Por unanimidade, o Plenário considerou que o texto contrariava o preceito constitucional, que assegura a liberdade de expressão (artigo 220 da Constituição Federal). Seguindo o voto do então relator, Ministro Ilmar Galvão (aposentado), a Corte entendeu que este tipo de sanção – suspensão de circulação ou da programação – representa censura prévio, o que é vedado pela Constituição Federal. As outras punições previstas para esta infração (multa e apreensão da publicação) não foram questionadas pela PGR.
Em diversos outros casos julgados, o STF, por meio de habeas corpus (HC), tem garantido a efetividade de direitos previstos no ECA. Em um dos casos, discutido no HC 122886, a Primeira Turma do STF entendeu, por unanimidade, que a condenação de adolescentes à medida socioeducativa de internação, apenas em razão da gravidade abstrata do ato infracional praticado, equivale a descumprimento do ECA. Na ação, a Defensoria Pública do Estado de São Paulo questionou sentença proferida pela Justiça paulista, na qual dois adolescentes, apreendidos com 179 gramas de maconha, foram condenados ao cumprimento de medida socioeducativa de internação por prática de ato infracional análogo ao tráfico de drogas.
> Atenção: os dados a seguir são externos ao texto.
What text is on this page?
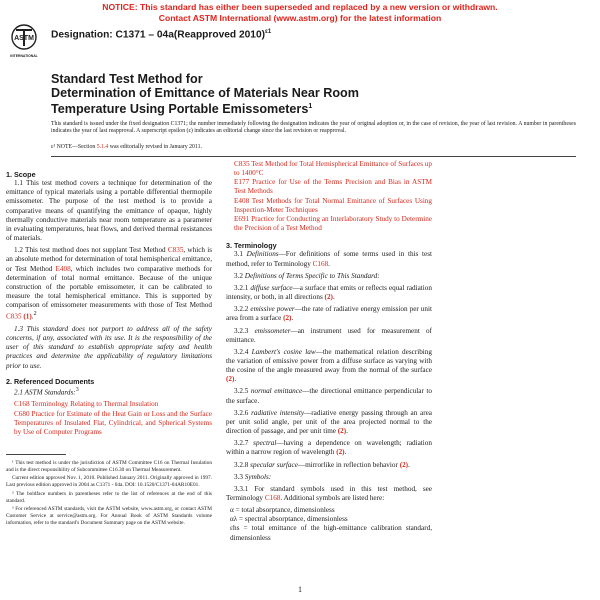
NOTICE: This standard has either been superseded and replaced by a new version or withdrawn.
Contact ASTM International (www.astm.org) for the latest information
ASTM
INTERNATIONAL
Designation: C1371 – 04a(Reapproved 2010)$^{\varepsilon 1}$
Standard Test Method for
Determination of Emittance of Materials Near Room
Temperature Using Portable Emissometers$^1$
This standard is issued under the fixed designation C1371; the number immediately following the designation indicates the year of original adoption or, in the case of revision, the year of last revision. A number in parentheses indicates the year of last reapproval. A superscript epsilon (ε) indicates an editorial change since the last revision or reapproval.
ε¹ NOTE—Section 5.1.4 was editorially revised in January 2011.

1. Scope

1.1 This test method covers a technique for determination of the emittance of typical materials using a portable differential thermopile emissometer. The purpose of the test method is to provide a comparative means of quantifying the emittance of opaque, highly thermally conductive materials near room temperature as a parameter in evaluating temperatures, heat flows, and derived thermal resistances of materials.

1.2 This test method does not supplant Test Method C835, which is an absolute method for determination of total hemispherical emittance, or Test Method E408, which includes two comparative methods for determination of total normal emittance. Because of the unique construction of the portable emissometer, it can be calibrated to measure the total hemispherical emittance. This is supported by comparison of emissometer measurements with those of Test Method C835 (1).$^2$

1.3 This standard does not purport to address all of the safety concerns, if any, associated with its use. It is the responsibility of the user of this standard to establish appropriate safety and health practices and determine the applicability of regulatory limitations prior to use.

2. Referenced Documents

2.1 ASTM Standards:$^3$

C168 Terminology Relating to Thermal Insulation

C680 Practice for Estimate of the Heat Gain or Loss and the Surface Temperatures of Insulated Flat, Cylindrical, and Spherical Systems by Use of Computer Programs

¹ This test method is under the jurisdiction of ASTM Committee C16 on Thermal Insulation and is the direct responsibility of Subcommittee C16.30 on Thermal Measurement.

Current edition approved Nov. 1, 2010. Published January 2011. Originally approved in 1997. Last previous edition approved in 2004 as C1371 - 04a. DOI: 10.1520/C1371-04AR10E01.

² The boldface numbers in parentheses refer to the list of references at the end of this standard.

³ For referenced ASTM standards, visit the ASTM website, www.astm.org, or contact ASTM Customer Service at service@astm.org. For Annual Book of ASTM Standards volume information, refer to the standard's Document Summary page on the ASTM website.

C835 Test Method for Total Hemispherical Emittance of Surfaces up to 1400°C

E177 Practice for Use of the Terms Precision and Bias in ASTM Test Methods

E408 Test Methods for Total Normal Emittance of Surfaces Using Inspection-Meter Techniques

E691 Practice for Conducting an Interlaboratory Study to Determine the Precision of a Test Method

3. Terminology

3.1 Definitions—For definitions of some terms used in this test method, refer to Terminology C168.

3.2 Definitions of Terms Specific to This Standard:

3.2.1 diffuse surface—a surface that emits or reflects equal radiation intensity, or both, in all directions (2).

3.2.2 emissive power—the rate of radiative energy emission per unit area from a surface (2).

3.2.3 emissometer—an instrument used for measurement of emittance.

3.2.4 Lambert's cosine law—the mathematical relation describing the variation of emissive power from a diffuse surface as varying with the cosine of the angle measured away from the normal of the surface (2).

3.2.5 normal emittance—the directional emittance perpendicular to the surface.

3.2.6 radiative intensity—radiative energy passing through an area per unit solid angle, per unit of the area projected normal to the direction of passage, and per unit time (2).

3.2.7 spectral—having a dependence on wavelength; radiation within a narrow region of wavelength (2).

3.2.8 specular surface—mirrorlike in reflection behavior (2).

3.3 Symbols:

3.3.1 For standard symbols used in this test method, see Terminology C168. Additional symbols are listed here:

α = total absorptance, dimensionless

αλ = spectral absorptance, dimensionless

εhs = total emittance of the high-emittance calibration standard, dimensionless

1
Segundo a Defensoria Pública de São Paulo, os jovens são primários e de bons antecedentes, e o artigo 122 do Estatuto da Criança e do Adolescente (Lei 8.069/1990) é taxativo ao admitir a internação apenas em decorrência de ato cometido mediante grave ameaça ou violência à pessoa, de reiteração de conduta ou do descumprimento de medida imposta, também de forma reiterada. No caso, a sentença impôs a medida unicamente em razão da gravidade do ato praticado. Segundo o relator do HC, Ministro Luís Roberto Barroso, a decisão atacada ofende a garantia da excepcionalidade na aplicação de medida restritiva de liberdade, determinada pela Constituição Federal, e contraria o Estatuto da Criança e do Adolescente.
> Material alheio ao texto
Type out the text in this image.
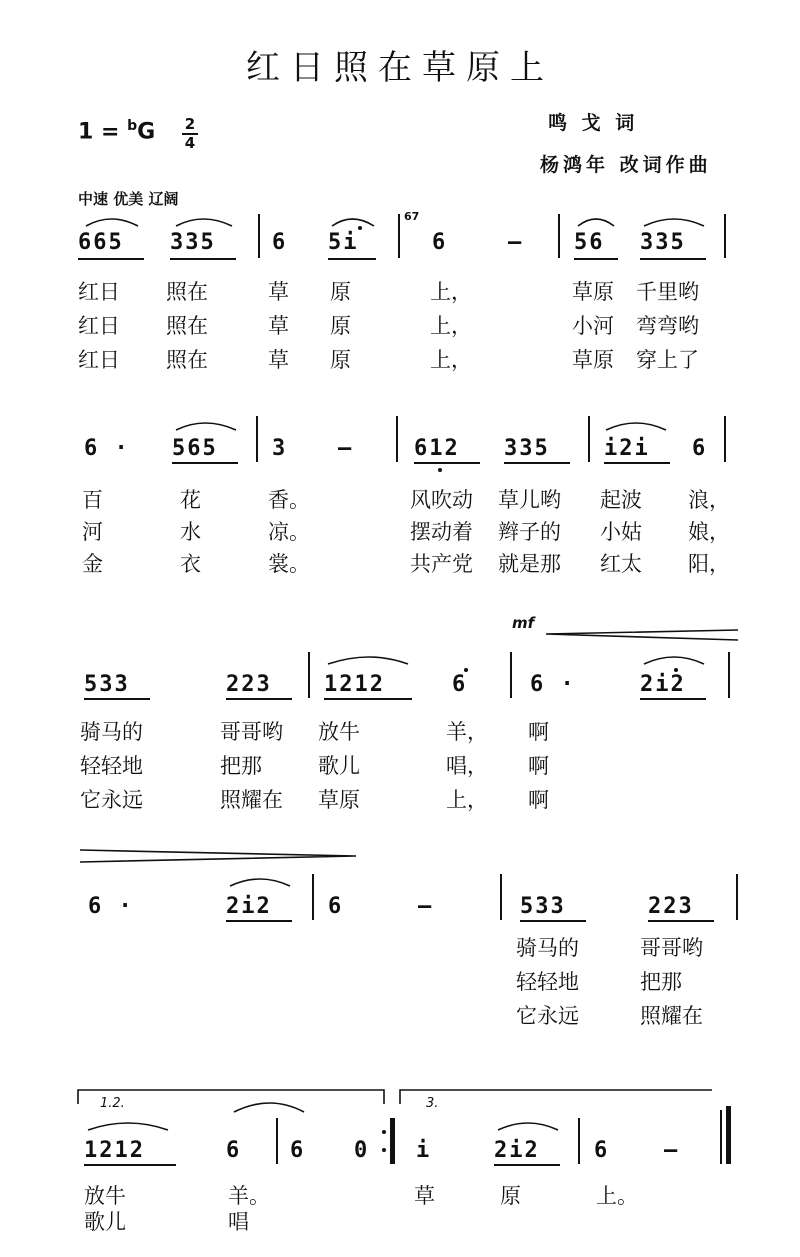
红日照在草原上
鸣 戈 词
杨鸿年 改词作曲
$1 = ^bG \frac{2}{4}$
中速 优美 辽阔
67
665 335	6 5i	6	– 56 335
红日 照在	草 原	上，	草原 千里哟
红日 照在	草 原	上，	小河 弯弯哟
红日 照在	草 原	上，	草原 穿上了
6 · 565 3 –	612 335 i2i 6
百	花	香。	风吹动 草儿哟 起波 浪，
河	水	凉。	摆动着 辫子的 小姑 娘，
金	衣	裳。	共产党 就是那 红太 阳，
mf
533	223 1212	6	6 ·	2i2
骑马的	哥哥哟 放牛	羊， 啊
轻轻地	把那	歌儿	唱， 啊
它永远	照耀在 草原	上， 啊
6 ·	2i2	6	–	533	223
骑马的	哥哥哟
轻轻地	把那
它永远	照耀在
1.2.	3.
1212	6 6 0 i	2i2 6 –
放牛	羊。	草	原	上。
歌儿	唱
No HC 98518, a Segunda Turma do STF concedeu parcialmente a ordem para permitir a um adolescente, cumprindo medida socioeducativa, a realização de atividades externas e visitas à família, sem a imposição de qualquer condição pelo Juízo da Vara da Infância e Juventude. Os Ministros consideraram que o artigo 120 do ECA garante esse direito, independentemente de autorização judicial. Além disso, observaram que o artigo 227 da Constituição Federal explicita o dever do Estado de assegurar à criança e ao adolescente o direito à convivência familiar.
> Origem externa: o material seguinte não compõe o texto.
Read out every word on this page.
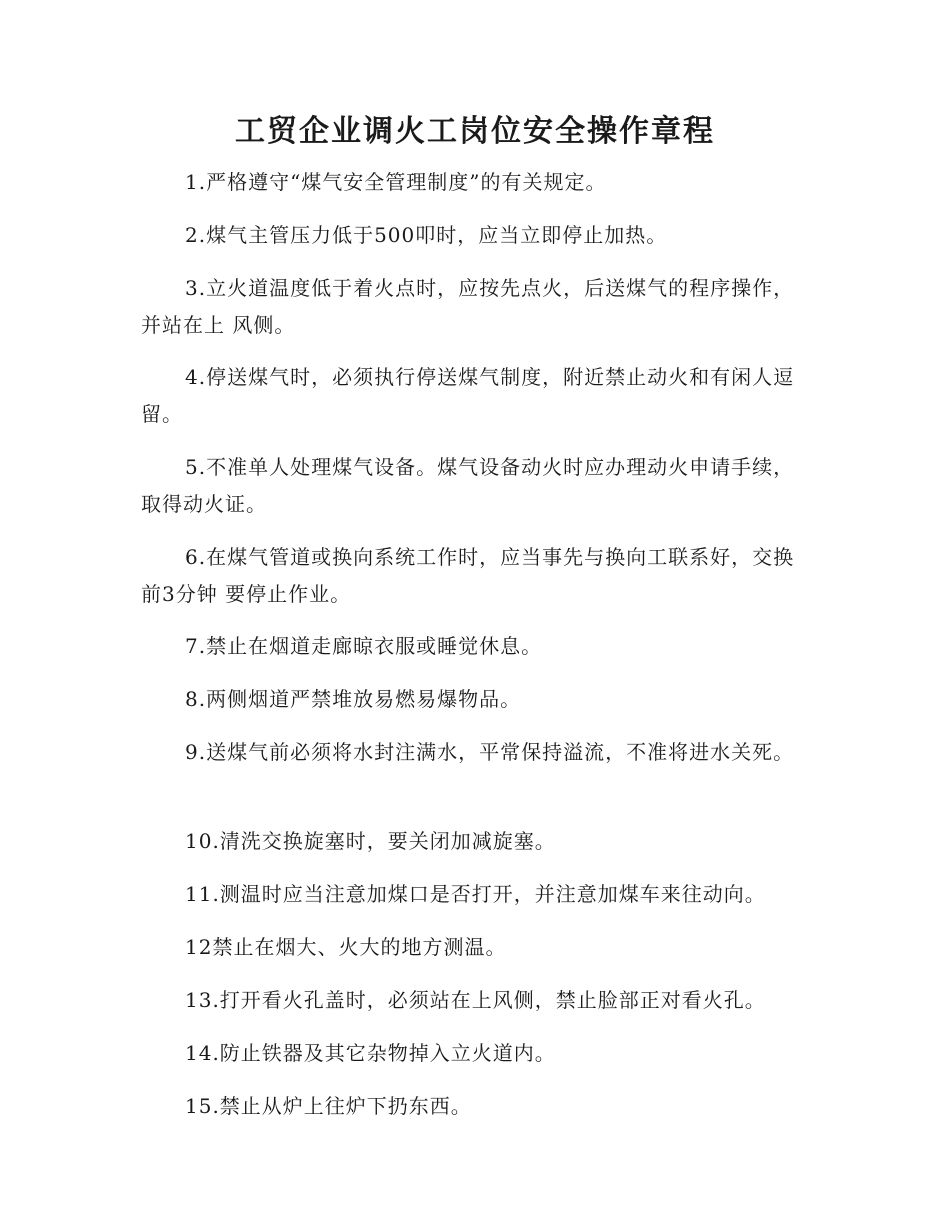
工贸企业调火工岗位安全操作章程

1.严格遵守“煤气安全管理制度”的有关规定。

2.煤气主管压力低于500叩时，应当立即停止加热。

3.立火道温度低于着火点时，应按先点火，后送煤气的程序操作，并站在上 风侧。

4.停送煤气时，必须执行停送煤气制度，附近禁止动火和有闲人逗留。

5.不准单人处理煤气设备。煤气设备动火时应办理动火申请手续，取得动火证。

6.在煤气管道或换向系统工作时，应当事先与换向工联系好，交换前3分钟 要停止作业。

7.禁止在烟道走廊晾衣服或睡觉休息。

8.两侧烟道严禁堆放易燃易爆物品。

9.送煤气前必须将水封注满水，平常保持溢流，不准将进水关死。

10.清洗交换旋塞时，要关闭加减旋塞。

11.测温时应当注意加煤口是否打开，并注意加煤车来往动向。

12禁止在烟大、火大的地方测温。

13.打开看火孔盖时，必须站在上风侧，禁止脸部正对看火孔。

14.防止铁器及其它杂物掉入立火道内。

15.禁止从炉上往炉下扔东西。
“O objetivo maior da Lei 8.069/1990 é a proteção integral à criança e ao adolescente, aí compreendida a participação na vida familiar e comunitária. Restrições a essas garantias somente são possíveis em situações extremas, decretadas com cautela em decisões fundamentadas, o que, no caso, não se dá”, argumentou, à época, o relator do HC, Ministro Eros Grau (aposentado).
Já no HC 70389, o Plenário do STF entendeu que dois policiais militares, acusados de tortura contra adolescentes, deveriam ser julgados pela Justiça Estadual de São Paulo e não pela Justiça Militar. No entendimento dos Ministros, a norma prevista no artigo 233 do ECA, tipificando crime de tortura contra crianças e adolescentes, configurava legislação especial, sobrepondo-se ao Código Penal Militar.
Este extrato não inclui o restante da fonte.